About DataSailr

Introduction

DataSailr package brings intuitive and fast row by row data manipulation to R. The data manipulation instruction can be writtein in Sailr script, which is designed specially for data manipulation. DataSailr’s main function, sail(), takes dataframe and Sailr script as its arguments, processes each row (i.e. record), following Sailr script.

DataSailr input & ouput

Features

Variable names in Sailr script correspond to column names of dataframe. Assigning some value to a variable results in updating the corresponding column with the new values, or creating a new column if the column name does not exist yet. Variables appearing on the right hand side of assignment operator or appearing in arguments of functions refer to the value of the corresponding column. Supported variable types are integer, double, string, and boolean. Dataframe columns with these types can be referred from Sailr script. Regular expression can also be used, but only available as regular expression literal in Sailr script.

Arithmetic operators, such as addition, subtraction, multiplication, division, power are supported. Built-in functions are provided. Strings can be stripped, concatenated, and subset using these functions.

About flow control statements, if-else statement is available. Assigning different values based on other column values or based on calculation result is frequently used, in such a situation as adding flags to dataframe.

Another interesting feature is regular expression support. Sailr script allows you to use regular expression literal. These regular expressions can be matched with strings and can be used within if-else conditions, , which enables flexible value assignment with the use of if-else condition. For example, using regular expression, you can add flags to rows (i.e. records) that begin with some characters, end with some characters, and include some specific sequence of characters. Also, it is possible to extract some specific pattern of characters from string. For example, this is useful when you extract date information from string.

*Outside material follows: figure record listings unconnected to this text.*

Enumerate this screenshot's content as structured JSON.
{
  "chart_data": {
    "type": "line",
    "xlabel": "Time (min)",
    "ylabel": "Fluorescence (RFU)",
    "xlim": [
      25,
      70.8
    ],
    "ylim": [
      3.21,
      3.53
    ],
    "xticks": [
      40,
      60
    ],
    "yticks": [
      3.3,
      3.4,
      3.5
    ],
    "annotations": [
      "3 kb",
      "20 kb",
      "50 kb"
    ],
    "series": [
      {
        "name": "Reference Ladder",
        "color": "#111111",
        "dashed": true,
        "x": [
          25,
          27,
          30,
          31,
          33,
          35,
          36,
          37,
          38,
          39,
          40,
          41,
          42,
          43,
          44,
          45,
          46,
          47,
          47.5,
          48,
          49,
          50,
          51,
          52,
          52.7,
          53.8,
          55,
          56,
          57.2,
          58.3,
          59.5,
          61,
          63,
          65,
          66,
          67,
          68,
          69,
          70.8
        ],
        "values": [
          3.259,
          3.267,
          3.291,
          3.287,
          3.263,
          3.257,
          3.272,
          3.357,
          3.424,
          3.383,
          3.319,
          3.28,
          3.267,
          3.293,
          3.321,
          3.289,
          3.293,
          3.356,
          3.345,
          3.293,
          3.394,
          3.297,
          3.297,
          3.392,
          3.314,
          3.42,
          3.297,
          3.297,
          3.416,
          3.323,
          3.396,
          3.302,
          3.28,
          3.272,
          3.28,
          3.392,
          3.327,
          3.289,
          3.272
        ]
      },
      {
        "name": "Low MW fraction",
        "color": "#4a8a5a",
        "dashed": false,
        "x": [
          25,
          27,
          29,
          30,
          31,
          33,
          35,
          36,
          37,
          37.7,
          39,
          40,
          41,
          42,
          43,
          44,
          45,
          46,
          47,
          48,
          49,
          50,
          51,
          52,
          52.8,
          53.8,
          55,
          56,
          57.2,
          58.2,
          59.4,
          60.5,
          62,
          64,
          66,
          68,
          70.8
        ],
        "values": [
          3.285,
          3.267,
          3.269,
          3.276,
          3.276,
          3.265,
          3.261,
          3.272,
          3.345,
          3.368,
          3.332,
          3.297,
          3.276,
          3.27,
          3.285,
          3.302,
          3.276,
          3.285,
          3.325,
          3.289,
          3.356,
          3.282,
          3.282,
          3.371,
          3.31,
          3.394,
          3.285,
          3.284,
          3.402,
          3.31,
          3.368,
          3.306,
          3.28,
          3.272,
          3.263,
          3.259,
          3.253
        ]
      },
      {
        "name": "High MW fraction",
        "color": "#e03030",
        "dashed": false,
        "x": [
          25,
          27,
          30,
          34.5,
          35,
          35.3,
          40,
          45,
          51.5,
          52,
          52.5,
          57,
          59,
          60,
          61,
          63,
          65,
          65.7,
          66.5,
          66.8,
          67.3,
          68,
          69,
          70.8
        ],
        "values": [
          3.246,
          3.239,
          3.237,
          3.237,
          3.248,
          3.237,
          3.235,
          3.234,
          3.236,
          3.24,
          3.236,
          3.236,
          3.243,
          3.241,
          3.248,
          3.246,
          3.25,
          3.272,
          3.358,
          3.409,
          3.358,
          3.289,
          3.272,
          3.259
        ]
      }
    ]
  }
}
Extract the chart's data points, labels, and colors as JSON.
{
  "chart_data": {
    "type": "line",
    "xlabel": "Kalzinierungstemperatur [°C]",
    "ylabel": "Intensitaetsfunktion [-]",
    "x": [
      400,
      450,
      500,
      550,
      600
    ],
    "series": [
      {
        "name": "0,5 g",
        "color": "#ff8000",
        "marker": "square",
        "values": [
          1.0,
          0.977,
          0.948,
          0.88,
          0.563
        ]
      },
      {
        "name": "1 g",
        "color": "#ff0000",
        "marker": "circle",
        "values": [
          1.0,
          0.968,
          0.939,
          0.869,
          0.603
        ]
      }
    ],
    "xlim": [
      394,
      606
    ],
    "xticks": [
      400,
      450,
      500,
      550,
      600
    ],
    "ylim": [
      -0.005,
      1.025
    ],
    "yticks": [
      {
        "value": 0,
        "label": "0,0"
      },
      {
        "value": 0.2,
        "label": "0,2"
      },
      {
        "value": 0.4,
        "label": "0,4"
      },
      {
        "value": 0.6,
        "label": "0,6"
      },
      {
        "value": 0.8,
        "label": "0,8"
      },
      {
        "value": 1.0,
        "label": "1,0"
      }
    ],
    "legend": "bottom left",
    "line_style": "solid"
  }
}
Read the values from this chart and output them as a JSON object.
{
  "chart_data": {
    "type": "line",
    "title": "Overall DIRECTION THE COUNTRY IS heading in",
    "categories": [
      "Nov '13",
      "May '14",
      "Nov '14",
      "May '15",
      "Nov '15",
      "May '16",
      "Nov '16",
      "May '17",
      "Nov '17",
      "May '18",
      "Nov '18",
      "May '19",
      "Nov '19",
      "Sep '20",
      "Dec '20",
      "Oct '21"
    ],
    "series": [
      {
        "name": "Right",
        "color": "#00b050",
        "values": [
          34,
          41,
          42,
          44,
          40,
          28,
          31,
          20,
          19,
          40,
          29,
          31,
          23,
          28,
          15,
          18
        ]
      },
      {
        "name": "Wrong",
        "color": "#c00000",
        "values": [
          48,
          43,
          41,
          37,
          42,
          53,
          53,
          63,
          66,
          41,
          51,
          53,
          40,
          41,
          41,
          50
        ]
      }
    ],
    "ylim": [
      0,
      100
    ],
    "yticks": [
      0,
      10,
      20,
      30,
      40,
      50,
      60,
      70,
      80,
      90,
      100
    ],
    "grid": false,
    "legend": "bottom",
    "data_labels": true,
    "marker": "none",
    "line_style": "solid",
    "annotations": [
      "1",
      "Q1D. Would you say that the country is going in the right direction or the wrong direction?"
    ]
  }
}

Internally DataSailr is implemented using libsailr C/C++ engine, which follows Sailr script and conducts arithmetic operations and string manipulation, and applies built-in functions. Sailr scripts are parsed and converted into virtual machine(VM) code, and executed on VM. DataSailr passes values of each row to libsailr engine, and return the results of each row as dataframe.

Though the vanilla R and other packages already have provided enough functionalities to manipulate data, I believe DataSailr package provides another intuitive way and flexibility for data manipulation.